Assim, o País permanece com as suas aspirações e perspectivas de retomada do desenvolvimento ao cumprimento de um duplo “dever de casa”, tanto em relação aos investidores privados (principalmente, internacionais), como ao aparato ambientalista-indigenista, que sempre operou como instrumento auxiliar daqueles, que tem sido a tónica dos últimos 30 anos.

Em entrevista ao “Estadão” de 24 de junho, o vice-presidente Hamilton Mourão, coordenador do Conselho da Amazônia, disse que a resposta brasileira será dada “com a verdade e com trabalho”.

Todavia, as reações das autoridades e lideranças nacionais não podem ser apenas defensivas. É preciso demonstrar, pelas mesmas embaixadas, que o País não é uma nação “bananeira”, por exemplo, recordando aos signatários que a área preservada do Bioma Amazônia, em território nacional, equivale a quase o dobro da área combinada dos seis países europeus cujos embaixadores brasileiros receberam a carta.

Igualmente, dever-se-ia reiterar o recado dado sem rodeios pelo presidente brasileiro, em seu discurso na abertura da 74ª Assembleia Geral das Nações Unidas, em setembro passado: “Quero reafirmar minha posição de que qualquer iniciativa de ajuda ou apoio à preservação da Floresta Amazônica, ou de outros biomas, deve ser tratada em pleno respeito à soberania brasileira. Também rechaçamos as tentativas de instrumentalizar a questão ambiental ou a política indigenista, em prol de interesses políticos e econômicos externos.”

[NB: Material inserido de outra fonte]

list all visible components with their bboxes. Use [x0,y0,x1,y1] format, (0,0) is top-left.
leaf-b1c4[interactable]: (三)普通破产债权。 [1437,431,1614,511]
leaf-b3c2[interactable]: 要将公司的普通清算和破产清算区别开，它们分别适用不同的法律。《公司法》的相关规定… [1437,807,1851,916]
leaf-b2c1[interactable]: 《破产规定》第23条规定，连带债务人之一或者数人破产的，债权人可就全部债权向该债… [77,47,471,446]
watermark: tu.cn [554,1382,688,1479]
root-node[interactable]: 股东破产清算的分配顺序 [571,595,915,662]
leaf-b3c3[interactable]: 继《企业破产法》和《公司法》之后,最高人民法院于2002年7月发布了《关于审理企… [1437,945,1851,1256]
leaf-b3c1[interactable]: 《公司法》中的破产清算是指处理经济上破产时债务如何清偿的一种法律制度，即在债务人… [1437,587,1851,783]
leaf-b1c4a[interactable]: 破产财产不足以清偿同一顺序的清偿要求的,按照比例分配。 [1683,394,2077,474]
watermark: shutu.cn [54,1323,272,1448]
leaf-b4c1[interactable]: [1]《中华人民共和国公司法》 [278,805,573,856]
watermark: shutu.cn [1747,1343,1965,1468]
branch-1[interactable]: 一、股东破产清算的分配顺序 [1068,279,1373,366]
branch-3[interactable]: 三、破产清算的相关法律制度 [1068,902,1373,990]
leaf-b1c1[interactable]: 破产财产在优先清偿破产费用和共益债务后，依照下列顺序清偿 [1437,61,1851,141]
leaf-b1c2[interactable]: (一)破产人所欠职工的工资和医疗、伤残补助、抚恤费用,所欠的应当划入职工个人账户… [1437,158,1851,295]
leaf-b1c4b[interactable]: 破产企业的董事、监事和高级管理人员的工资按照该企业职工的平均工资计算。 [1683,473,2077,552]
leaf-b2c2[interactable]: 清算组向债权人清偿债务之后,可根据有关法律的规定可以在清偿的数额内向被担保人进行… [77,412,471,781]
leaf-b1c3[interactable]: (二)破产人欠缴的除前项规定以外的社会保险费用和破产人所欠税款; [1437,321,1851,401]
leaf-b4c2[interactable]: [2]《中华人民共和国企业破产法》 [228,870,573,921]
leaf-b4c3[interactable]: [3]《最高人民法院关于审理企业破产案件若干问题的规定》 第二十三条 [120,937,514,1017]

Para os patriotas brasileiros, independentemente de ideologias, deveria ser claro que estamos frente a uma tentativa de manipulação da crise política nacional em prol de interesses alheios ao País. Parafraseando a resposta de outro presidente, Floriano Peixoto, diante do oferecimento da “ajuda” da frota britânica, na Revolta da Armada de 1891, os fundos “gafanhotos” deveriam ser recebidos, figurativamente, à bala.

É mais que hora de se retomar o impulso, há muito abandonado, para um novo projeto nacional de desenvolvimento, um imperativo para o período pós-pandemia imediato, com o qual os brasileiros possam retomar as rédeas da construção do seu futuro, em vez de deixá-lo ser definido por essa exótica aliança de especuladores desligados da economia real e do bem-estar geral da sociedade com militantes profissionais, todos descompromissados com os interesses maiores dos brasileiros.